23rd Sep, 2020

Blame game as report reveals extent of Redditch's financial woes

A POLITICAL bust-up happened on Tuesday night as the road to Redditch being served with a Section 24 notice – an urgent warning from the auditors that it was running out of money – was laid bare.

A report to members of the borough’s all-powerful executive committee meeting on October 29 revealed how the controlling Conservative group had at times gone against the advice of their own financial director by failing to increase charges as planned.

This included cutting the planned increase in council tax by 0.7 per cent, costing £50,000 a year and cutting cremation fees by 4.8 per cent below the initially approved amount, costing £40,000 a year.

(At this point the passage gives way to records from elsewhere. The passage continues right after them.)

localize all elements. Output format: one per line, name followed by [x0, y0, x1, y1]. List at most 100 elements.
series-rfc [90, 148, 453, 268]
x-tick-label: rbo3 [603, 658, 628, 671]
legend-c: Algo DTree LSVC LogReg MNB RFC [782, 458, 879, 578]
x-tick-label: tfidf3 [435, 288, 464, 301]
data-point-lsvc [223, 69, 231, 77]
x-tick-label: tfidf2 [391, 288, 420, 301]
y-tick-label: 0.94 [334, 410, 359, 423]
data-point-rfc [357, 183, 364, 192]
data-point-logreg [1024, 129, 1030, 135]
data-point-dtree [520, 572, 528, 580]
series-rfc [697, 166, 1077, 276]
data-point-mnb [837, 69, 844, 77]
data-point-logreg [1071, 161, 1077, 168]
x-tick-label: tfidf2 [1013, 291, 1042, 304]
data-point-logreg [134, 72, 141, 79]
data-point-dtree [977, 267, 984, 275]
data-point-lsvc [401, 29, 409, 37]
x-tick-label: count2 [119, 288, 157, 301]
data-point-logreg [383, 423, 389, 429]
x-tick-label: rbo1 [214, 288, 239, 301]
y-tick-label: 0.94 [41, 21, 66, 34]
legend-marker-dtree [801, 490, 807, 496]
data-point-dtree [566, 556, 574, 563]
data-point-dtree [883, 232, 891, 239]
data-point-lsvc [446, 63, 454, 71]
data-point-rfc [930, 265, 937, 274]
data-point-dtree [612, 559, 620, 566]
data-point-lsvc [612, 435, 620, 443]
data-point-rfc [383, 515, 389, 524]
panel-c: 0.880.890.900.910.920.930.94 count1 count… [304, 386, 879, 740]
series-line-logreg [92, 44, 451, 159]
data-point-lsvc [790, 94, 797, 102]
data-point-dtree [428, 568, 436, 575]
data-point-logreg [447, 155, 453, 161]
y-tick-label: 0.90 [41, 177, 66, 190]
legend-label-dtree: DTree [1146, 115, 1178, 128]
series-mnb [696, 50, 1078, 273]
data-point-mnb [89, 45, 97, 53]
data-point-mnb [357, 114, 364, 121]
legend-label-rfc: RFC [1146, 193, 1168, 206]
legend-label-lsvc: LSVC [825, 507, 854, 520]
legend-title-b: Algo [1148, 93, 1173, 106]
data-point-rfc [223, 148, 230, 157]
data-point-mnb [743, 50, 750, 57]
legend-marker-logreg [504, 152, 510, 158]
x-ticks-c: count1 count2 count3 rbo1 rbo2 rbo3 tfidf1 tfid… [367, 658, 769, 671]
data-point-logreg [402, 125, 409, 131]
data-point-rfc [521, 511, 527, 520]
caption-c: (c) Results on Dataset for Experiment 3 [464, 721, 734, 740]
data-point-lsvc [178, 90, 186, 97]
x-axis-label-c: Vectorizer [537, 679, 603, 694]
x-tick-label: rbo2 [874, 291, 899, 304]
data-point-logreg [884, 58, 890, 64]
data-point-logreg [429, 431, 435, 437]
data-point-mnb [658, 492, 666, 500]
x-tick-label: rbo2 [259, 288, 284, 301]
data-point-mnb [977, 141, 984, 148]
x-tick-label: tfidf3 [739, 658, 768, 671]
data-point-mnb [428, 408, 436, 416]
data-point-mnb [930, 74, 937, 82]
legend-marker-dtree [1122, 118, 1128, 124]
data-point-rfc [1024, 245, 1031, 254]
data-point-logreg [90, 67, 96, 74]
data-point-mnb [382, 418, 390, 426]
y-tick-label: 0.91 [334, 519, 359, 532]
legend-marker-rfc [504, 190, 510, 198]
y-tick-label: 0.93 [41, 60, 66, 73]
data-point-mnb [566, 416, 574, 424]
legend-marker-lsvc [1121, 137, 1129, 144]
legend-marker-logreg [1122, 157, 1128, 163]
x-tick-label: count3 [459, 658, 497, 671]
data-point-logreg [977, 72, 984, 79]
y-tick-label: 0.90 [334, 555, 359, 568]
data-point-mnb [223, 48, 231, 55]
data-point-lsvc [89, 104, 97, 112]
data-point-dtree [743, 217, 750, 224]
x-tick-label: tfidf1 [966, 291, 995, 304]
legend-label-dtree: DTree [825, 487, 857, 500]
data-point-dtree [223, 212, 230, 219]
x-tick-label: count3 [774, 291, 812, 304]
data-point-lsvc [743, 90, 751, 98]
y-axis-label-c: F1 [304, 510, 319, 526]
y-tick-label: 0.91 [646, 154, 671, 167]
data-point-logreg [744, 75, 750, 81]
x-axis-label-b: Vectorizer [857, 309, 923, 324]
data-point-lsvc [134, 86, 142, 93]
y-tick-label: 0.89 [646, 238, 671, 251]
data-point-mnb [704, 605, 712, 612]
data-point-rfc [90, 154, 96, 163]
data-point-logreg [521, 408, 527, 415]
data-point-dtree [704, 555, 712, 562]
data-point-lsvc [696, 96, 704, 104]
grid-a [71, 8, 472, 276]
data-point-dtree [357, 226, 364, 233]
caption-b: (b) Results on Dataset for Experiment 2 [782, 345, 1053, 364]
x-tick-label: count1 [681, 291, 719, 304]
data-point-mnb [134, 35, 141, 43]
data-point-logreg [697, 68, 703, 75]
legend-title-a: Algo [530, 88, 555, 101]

In addition a feasability study of town centre regeneration works had cost £200,000 and councillors had given themselves a higher pay rise than estimated – £60,000 a year.

Labour’s Coun Bill Hartnett (Church Hill) told the controlling group: “This Section 24 notice has been a humiliation for this council and I do hope the lessons have been learnt.”

Authority leader Coun Matt Dormer hit back saying: “This did not happen overnight – yes we have made mistakes but we were warned this was coming six years ago and you (when Labour were in charge) did nothing.”

One thing both sides recognised was the impact central government cuts had made.

The report detailed how the authority had made £18million in savings over seven years to 2019 – more than 40 per cent of net total expenditure with a further £1.5million in savings needed by 2022-23.

In addition the New Homes Bonus paid out by the government to local authorities to encourage house building is to end, the last payment – £459,000 – coming in the next financial year.

Furthermore council tax increases will be limited to just two per cent.

Coun Mike Rouse (Con, Church Hill) said: “It would have been helpful if the (voluntary sector) protesters from earlier in the meeting had been here to see what we face.

“We have to see what services we stop doing and what things we do differently, moving funding pressures away from the borough council and more on the NHS, Clinical Commissioning Groups, and County Council.”